Comment by robin_reala
16 hours ago
For people who aren’t familiar, Sweden takes summer holidays seriously. 25-30 days + public holidays is a normal amount of annual vacation time, and if an employee requests it and has the time available, it’s basically legally required to allow them to take a four-week contiguous summer break.
(See https://www.riksdagen.se/sv/dokument-och-lagar/dokument/sven...)
Not only that but the vacation is real. If someone is off then you should not expect them to answer at all (because if you do you’ll get very disappointed).
This might not be true for Sweden, but Denmark have an interesting rule that makes contacting people in their vacation fairly expensive. If I'm asked to change my plans, my employer needs to compensate me financially. If you get a call and need to work for 30 minutes, then you are entitled to a full replacement day, not just the 30 minutes. For some jobs, interrupting people on vacation simply isn't allowed.
Ditto Australia: https://www.fairwork.gov.au/leave/annual-leave
Yeah, but there's little culture of actually taking that time.

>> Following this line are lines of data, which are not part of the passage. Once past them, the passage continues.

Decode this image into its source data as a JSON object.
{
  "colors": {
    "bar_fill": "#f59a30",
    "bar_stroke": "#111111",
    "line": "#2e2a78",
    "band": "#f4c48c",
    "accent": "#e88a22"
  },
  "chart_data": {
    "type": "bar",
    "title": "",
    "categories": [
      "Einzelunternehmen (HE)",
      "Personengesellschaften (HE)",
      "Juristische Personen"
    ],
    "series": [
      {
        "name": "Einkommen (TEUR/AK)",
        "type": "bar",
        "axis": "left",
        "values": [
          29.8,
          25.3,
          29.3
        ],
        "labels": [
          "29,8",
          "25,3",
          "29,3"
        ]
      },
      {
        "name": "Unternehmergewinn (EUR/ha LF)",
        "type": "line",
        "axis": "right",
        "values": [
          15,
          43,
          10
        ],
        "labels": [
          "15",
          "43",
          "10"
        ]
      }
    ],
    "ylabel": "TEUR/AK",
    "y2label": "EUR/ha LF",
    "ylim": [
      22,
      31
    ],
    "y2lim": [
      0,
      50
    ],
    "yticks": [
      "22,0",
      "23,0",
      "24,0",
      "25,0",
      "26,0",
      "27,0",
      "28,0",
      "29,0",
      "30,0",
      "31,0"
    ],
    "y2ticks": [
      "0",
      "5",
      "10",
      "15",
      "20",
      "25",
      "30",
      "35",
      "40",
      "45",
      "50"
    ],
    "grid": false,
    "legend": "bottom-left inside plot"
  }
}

I guess our experiences vary - our family had month long adventure vacations most years since the 1970s, and growing up we did a half year tour about the whole country when dad got cumulative long service year.
Sweden is fairly unique in allowing the employee to take a 4 week break. Is Australia the same?
2 weeks is the acceptable limit in the UK for example (where also has 20-35 holiday is common) though if you can convince your boss otherwise, you can take longer, but most people can't
Some employers "force" their employees to use a portion of their annual leave during the Christmas / New Year shutdown period (usually 24 December -> first full week after New Years Day, if not longer). So you might not be able to use the full 4 weeks continuously.
This can be an unwelcome feature for some people, for example, if you want to have a vacation in the northern hemisphere summer season instead and/or maybe you don't have substantial family in Australia (or at least, those you actually want to see).
The auscorp reddit has a yearly thread on this issue: https://www.reddit.com/r/auscorp/comments/1mw6pqt/end_of_yea...
Those with school aged children might also want to save some of their annual for the mid-term/mid-year breaks as well. (Our academic years are aligned to calendar years)
Likely varies by industry - a peer Australian (probably in private IT ?) stated it's uncommon to take a break, whereas I'd say in mining, oil, gas, civil service, police and a good number of structured contract employment its more common.
I've "retired" into agriculture and a lot of farmers take a month off after harvest time to go fishing or other wise relax (this generally means filling up a couple of deep chest freezers with fish for the rest of the year).
In Germany your employer has to grant you two consecutive weeks of vacation by law, and vacation is very rarely denied, even for 3–4 weeks breaks.
This is normal in most countries apart from the contiguous break requirement.
I work for a UK company and most people take basically all of August off (I end up with two months of vacation days a year so I take August off and sprinkle some leave around the year) and I can confirm that taking a month off is great. You forget what it's like to work, really.
That’s great! It’s very much not the norm here in general tho, in my experience two weeks would be the max people would take off contiguously.
Wow literally never heard of people taking 4 weeks off in the UK. Is this a new thing to deal with child care in the summer holidays?
Is this at the executive level?
I thought it's basically the same in all of EU?